FOR THE NOODLE BOWL:

  • 3 ounces/85g gluten-free brown rice soba noodles (or soba noodles of choice)
  • 1 tablespoon coconut or olive oil
  • 2 1/2 cups broccoli florets, chopped small
  • 3 celery stalks, chopped
  • 3/4 cup shelled frozen edamame
  • 2-3 medium carrots, julienned
  • 2-3 green onions, thinly sliced
  • 1-2 teaspoons sesame seeds, for garnish

Directions:

  1. Prepare the sauce: In a medium bowl, whisk together the sauce ingredients until combined. Set aside.
  2. Bring a medium pot of water to a boil.
  3. For the noodle bowl: Meanwhile, preheat a large skillet or wok over medium-high heat. Add the oil and coat the pan. Add the broccoli florets, celery, and 2 tablespoons of Teriyaki sauce and saute for about 7-9 minutes, reducing heat if necessary.
  4. When the water boils, add the noodles and reduce heat to medium-high. Cook the noodles as instructed on the package directions (about 4-5 minutes for most soba rice noodles). Drain.
  5. Add the frozen edamame and julienned carrots to the skillet and saute another 5 minutes, or until the edamame is heated throughout.
  6. Stir the drained noodles into the stir-fry mixture along with 2/3 of the Teriyaki sauce. Cook for a couple minutes and then serve immediately with a garnish of sliced green onion and sesame seeds.
  7. Store leftovers in a container in the fridge for 1- 2 days. To re-heat leftovers, add them into a skillet with a bit of oil. Pour on the leftover dressing and toss to coat.
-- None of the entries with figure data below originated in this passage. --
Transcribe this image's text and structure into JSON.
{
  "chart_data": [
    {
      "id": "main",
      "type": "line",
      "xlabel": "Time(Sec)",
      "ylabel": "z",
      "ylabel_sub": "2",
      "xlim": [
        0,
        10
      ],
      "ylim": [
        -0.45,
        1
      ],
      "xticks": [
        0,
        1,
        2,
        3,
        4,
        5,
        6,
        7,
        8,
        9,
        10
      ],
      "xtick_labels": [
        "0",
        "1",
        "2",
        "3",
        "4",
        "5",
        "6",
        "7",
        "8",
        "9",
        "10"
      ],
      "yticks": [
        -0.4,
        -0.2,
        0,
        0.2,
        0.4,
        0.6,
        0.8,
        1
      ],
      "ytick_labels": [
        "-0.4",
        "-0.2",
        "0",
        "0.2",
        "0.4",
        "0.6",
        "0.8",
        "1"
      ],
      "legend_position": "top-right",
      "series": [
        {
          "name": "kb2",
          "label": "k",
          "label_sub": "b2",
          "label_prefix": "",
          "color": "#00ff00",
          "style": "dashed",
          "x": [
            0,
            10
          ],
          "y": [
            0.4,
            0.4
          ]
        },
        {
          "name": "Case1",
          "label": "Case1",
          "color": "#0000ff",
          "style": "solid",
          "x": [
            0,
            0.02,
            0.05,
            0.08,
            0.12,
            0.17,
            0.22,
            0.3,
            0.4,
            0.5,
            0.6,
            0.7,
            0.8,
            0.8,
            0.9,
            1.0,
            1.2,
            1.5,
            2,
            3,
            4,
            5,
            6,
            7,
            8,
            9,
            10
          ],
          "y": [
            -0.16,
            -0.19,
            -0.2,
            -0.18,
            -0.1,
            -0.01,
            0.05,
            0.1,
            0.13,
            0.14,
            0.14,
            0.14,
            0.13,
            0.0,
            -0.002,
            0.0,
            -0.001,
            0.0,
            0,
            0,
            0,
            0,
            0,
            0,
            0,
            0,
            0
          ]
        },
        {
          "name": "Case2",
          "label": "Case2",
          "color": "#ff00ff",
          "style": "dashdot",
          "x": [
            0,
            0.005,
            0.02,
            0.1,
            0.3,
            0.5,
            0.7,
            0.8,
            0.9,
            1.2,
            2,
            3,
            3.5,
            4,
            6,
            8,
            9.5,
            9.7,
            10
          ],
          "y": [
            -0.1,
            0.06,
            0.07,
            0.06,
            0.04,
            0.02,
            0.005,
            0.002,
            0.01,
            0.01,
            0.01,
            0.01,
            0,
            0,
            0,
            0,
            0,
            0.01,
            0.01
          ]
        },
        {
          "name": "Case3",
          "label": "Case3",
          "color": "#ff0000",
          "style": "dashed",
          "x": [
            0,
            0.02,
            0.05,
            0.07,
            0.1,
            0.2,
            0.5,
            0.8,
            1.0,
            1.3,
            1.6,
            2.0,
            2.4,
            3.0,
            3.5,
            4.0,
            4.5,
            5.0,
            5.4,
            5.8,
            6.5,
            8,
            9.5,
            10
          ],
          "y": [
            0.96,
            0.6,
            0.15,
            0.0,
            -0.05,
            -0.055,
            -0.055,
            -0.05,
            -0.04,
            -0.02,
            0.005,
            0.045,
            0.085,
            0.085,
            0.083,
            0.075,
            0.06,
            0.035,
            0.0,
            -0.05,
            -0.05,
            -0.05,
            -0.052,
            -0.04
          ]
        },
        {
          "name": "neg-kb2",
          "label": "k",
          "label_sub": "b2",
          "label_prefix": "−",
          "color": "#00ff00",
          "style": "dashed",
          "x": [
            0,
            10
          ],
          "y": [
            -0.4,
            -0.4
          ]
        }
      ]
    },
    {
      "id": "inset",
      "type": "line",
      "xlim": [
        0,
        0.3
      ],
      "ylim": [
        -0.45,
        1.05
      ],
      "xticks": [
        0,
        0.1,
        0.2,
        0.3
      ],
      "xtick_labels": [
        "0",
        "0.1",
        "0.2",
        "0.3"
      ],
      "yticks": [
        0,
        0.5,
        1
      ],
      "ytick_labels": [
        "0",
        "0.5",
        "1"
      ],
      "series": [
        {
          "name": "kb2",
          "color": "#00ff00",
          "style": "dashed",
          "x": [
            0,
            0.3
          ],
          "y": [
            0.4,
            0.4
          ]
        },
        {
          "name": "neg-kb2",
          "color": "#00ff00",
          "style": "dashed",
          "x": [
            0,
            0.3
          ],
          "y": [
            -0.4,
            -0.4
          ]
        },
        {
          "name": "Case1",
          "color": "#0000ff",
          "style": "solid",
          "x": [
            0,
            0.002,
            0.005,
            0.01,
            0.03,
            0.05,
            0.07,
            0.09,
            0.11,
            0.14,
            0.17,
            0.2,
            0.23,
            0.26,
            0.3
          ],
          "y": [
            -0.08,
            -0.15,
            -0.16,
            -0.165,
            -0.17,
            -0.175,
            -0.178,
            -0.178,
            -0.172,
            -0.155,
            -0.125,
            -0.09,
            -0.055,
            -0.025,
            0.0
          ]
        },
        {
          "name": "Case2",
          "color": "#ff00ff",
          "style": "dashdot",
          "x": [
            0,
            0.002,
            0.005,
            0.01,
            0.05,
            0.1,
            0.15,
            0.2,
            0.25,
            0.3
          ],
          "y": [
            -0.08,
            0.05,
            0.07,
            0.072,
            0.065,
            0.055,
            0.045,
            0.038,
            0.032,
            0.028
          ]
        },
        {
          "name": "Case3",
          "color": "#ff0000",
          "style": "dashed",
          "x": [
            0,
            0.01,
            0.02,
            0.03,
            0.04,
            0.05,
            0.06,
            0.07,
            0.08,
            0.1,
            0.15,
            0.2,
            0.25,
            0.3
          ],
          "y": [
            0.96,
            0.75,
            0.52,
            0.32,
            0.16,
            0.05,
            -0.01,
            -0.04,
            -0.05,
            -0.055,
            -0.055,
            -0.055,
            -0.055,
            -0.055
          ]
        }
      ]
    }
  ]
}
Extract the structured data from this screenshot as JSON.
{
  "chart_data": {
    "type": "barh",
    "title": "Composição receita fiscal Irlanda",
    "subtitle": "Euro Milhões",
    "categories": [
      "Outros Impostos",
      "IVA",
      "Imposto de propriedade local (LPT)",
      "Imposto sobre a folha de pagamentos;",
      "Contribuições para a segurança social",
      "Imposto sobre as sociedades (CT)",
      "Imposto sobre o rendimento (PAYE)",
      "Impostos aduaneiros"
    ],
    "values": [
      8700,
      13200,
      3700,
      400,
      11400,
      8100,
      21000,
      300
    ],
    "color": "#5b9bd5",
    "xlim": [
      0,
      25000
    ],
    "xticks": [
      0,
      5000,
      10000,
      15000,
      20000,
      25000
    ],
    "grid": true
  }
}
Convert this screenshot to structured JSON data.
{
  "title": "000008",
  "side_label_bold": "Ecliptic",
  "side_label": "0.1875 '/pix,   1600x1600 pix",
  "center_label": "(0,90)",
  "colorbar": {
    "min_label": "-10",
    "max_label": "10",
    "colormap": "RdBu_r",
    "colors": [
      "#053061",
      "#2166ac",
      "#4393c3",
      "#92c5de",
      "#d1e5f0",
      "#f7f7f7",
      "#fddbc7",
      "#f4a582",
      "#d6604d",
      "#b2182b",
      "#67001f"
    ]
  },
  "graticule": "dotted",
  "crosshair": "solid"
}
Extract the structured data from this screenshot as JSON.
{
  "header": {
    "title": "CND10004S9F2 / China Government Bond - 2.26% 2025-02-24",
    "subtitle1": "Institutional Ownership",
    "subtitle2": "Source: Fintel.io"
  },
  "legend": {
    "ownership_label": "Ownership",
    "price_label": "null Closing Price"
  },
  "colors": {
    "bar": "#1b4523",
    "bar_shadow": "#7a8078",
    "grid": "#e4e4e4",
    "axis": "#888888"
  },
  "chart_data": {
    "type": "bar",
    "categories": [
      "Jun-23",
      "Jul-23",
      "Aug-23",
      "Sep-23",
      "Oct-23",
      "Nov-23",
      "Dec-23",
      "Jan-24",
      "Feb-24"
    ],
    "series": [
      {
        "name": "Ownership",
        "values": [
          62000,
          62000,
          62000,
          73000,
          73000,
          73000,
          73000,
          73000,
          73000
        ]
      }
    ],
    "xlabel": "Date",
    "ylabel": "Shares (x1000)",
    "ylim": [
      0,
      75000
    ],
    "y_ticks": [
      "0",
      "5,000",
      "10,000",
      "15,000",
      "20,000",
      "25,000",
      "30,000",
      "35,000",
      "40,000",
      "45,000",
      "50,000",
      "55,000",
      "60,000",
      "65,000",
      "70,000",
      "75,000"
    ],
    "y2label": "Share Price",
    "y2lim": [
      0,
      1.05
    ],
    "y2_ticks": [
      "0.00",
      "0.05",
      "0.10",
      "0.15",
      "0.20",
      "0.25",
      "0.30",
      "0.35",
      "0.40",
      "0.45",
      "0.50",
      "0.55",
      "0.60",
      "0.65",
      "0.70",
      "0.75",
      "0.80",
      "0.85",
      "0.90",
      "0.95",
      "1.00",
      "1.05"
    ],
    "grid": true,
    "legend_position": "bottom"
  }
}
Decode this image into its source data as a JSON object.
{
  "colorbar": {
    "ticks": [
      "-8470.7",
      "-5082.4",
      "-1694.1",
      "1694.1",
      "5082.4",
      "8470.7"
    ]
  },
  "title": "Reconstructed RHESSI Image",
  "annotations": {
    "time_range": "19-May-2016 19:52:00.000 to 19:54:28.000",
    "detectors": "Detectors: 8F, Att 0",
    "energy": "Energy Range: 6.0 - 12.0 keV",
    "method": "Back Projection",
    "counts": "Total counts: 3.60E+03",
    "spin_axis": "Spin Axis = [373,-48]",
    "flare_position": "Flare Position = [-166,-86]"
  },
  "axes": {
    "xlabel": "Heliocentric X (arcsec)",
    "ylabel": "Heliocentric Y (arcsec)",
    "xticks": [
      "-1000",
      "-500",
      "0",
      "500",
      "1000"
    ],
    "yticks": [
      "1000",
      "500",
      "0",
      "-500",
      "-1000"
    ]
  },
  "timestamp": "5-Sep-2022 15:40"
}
Heat over medium until heated throughout and serve immediately.

Notes:

I used coconut aminos (which is very low in sodium), but feel free to use low-sodium tamari instead. I recommend adding it to taste since it has a higher sodium content than coconut aminos so you might not need as much. To get more servings out of this dish, feel free to add more soba noodles.

Soy-free option: Omit the edamame and replace with adzuki beans, chickpeas or another bean of choice. Use coconut aminos instead of tamari.

Gluten-free option: Use gluten-free soba noodles such as brown rice or buckwheat. Be sure to check the label of your tamari and other ingredients as well.